The State Liberals have seized on an admission from Premier Jay Weatherill on ABC radio that South Australia’s over-reliance on renewable energy has driven up the price of electricity to renew their call for an independent inquiry into last week’s state-wide power black-out.
Jay Weatherill ”… this notion of intermittency in relation to wind energy and that’s an issue, we accept that, it’s one of the things that’s causing pressure on our prices…” (ABC 891 : 6/10/2016)
“South Australians were promised cheaper power through renewables and finally the Premier has been forced to admit that rather than bringing the price of electricity down our over-reliance on intermittent power has driven it up,” said Shadow Minister for Sustainability, Environment and Conservation Michelle Lensink.
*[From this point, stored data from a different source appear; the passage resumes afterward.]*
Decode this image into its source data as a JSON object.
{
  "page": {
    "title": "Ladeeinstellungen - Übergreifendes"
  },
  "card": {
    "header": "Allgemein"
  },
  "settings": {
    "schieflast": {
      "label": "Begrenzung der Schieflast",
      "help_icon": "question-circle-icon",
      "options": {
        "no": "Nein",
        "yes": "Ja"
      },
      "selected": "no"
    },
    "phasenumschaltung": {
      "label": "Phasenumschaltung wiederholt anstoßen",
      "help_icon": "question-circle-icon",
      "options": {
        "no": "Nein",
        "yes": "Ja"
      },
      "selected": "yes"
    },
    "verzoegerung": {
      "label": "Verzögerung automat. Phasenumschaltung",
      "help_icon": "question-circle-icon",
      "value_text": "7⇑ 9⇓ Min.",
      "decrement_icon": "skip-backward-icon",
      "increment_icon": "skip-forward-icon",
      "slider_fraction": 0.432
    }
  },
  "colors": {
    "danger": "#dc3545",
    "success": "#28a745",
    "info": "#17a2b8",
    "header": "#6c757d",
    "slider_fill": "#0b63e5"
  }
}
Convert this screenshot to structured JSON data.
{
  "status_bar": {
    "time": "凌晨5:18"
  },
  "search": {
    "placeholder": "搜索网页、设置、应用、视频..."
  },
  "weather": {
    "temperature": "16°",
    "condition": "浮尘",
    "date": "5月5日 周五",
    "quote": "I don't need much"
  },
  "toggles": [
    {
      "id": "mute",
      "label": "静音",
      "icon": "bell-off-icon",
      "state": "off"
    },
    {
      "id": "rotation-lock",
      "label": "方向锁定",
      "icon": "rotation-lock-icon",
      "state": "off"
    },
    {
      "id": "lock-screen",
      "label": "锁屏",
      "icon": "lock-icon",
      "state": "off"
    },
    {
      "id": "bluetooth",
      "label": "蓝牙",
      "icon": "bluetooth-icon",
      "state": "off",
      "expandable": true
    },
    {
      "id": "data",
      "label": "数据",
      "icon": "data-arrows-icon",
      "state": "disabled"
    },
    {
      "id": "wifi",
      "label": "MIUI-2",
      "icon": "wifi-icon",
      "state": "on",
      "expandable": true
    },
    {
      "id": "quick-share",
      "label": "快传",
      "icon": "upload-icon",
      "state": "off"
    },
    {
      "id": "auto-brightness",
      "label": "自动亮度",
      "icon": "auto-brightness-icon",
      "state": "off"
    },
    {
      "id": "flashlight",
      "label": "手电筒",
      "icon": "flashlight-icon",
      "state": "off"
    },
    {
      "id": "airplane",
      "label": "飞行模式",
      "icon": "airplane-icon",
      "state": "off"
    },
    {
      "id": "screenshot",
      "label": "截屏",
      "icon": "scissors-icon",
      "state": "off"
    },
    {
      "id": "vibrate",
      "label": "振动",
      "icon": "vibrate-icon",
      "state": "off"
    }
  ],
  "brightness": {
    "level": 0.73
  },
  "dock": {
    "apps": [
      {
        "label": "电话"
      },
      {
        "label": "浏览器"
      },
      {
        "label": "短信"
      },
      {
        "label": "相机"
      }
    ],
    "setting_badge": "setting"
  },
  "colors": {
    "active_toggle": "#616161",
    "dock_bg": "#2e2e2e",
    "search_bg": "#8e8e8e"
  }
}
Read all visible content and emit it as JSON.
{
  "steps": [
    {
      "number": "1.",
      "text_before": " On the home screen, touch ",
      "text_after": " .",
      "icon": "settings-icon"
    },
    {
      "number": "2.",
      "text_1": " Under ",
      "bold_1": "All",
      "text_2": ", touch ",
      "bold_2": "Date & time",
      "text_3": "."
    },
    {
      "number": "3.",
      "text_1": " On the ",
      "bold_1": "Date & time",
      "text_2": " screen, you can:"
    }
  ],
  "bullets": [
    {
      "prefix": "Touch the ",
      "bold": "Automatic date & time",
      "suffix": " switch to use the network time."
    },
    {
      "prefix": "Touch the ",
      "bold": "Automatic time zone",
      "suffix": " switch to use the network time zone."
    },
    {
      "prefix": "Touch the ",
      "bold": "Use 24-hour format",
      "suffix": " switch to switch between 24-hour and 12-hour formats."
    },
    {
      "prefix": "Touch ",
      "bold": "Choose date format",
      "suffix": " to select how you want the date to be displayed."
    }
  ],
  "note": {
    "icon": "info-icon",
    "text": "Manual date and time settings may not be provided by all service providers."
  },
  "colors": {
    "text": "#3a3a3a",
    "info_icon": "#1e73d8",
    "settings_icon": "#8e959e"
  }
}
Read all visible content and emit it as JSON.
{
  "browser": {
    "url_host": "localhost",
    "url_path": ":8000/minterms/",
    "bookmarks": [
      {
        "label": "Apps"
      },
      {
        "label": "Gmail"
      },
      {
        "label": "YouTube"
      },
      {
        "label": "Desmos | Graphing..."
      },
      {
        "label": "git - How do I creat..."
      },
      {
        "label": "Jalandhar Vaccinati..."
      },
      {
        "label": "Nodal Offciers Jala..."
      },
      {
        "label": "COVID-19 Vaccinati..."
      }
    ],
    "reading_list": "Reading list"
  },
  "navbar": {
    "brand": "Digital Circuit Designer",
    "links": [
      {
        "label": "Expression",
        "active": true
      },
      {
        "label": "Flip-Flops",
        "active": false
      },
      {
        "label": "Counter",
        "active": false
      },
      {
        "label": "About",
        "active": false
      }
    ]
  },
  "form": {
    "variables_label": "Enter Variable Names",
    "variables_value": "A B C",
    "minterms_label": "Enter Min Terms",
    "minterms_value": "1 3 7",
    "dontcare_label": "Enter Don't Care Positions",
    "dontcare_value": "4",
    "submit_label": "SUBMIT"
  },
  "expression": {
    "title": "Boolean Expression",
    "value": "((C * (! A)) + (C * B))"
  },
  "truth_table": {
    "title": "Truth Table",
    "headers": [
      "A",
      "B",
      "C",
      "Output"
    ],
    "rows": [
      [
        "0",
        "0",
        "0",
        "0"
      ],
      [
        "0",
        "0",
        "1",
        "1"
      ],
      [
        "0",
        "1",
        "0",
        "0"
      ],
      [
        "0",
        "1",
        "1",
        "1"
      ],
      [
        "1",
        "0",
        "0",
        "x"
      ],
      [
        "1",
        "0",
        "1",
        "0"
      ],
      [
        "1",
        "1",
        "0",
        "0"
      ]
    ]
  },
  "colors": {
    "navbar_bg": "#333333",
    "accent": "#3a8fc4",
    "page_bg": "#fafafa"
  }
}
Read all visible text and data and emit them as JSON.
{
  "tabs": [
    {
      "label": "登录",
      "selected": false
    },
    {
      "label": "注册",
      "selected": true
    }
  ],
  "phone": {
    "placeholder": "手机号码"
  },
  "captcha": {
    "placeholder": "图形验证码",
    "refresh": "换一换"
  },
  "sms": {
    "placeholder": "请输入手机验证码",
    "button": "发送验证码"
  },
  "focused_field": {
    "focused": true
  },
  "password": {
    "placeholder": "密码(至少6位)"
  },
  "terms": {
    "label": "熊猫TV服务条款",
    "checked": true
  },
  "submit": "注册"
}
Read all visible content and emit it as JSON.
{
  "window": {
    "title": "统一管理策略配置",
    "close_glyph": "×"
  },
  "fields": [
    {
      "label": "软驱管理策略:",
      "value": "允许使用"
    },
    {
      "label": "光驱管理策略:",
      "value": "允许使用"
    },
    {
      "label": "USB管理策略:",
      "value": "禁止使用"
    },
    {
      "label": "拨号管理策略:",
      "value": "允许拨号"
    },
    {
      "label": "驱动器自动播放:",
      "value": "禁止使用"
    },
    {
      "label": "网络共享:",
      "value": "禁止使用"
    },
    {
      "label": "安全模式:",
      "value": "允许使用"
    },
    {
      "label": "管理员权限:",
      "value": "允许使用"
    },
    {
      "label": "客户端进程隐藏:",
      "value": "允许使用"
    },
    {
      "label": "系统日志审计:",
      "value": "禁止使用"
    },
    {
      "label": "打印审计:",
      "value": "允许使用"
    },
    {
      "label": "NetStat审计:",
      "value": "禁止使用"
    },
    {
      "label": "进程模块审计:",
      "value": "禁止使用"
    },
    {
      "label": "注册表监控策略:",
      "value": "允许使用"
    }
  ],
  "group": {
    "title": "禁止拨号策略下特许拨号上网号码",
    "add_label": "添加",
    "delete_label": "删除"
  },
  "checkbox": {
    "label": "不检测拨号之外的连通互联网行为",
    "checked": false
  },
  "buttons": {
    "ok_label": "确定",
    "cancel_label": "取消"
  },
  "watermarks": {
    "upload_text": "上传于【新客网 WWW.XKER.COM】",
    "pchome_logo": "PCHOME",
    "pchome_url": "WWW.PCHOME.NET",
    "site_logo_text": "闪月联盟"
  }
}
“The issue now is how do we extract ourselves from the mess successive Labor Government’s have created of our electricity system.
“South Australia desperately needs a comprehensive, independent inquiry into the black-out that investigates why we pay the highest electricity prices in the nation for the most unreliable system in the nation.
“Jay Weatherill’s claim that last week’s black-out was caused solely by the weather isn’t credible and leaving AEMO to investigate its performance isn’t sensible.
“South Australia will not be able to fix its electricity problems by sticking its head in the sand and pretending everything is operating as it should.”
The ‘independent’ inquiry should include the following terms of reference:
- Why did a transmission/frequency event in one part of South Australia result in a state-wide blackout and how can this be avoided in the future?
- Is there enough system re-start capability in the SA market?
- Why did it take so long for power to be switched back on?
- Has the proliferation of intermittent generation in South Australia put the state’s electricity network at risk?
- Did the State Government adequately assess warnings regarding system unreliability?
- Why are South Australians paying the highest electricity prices in the nation for a network that failed?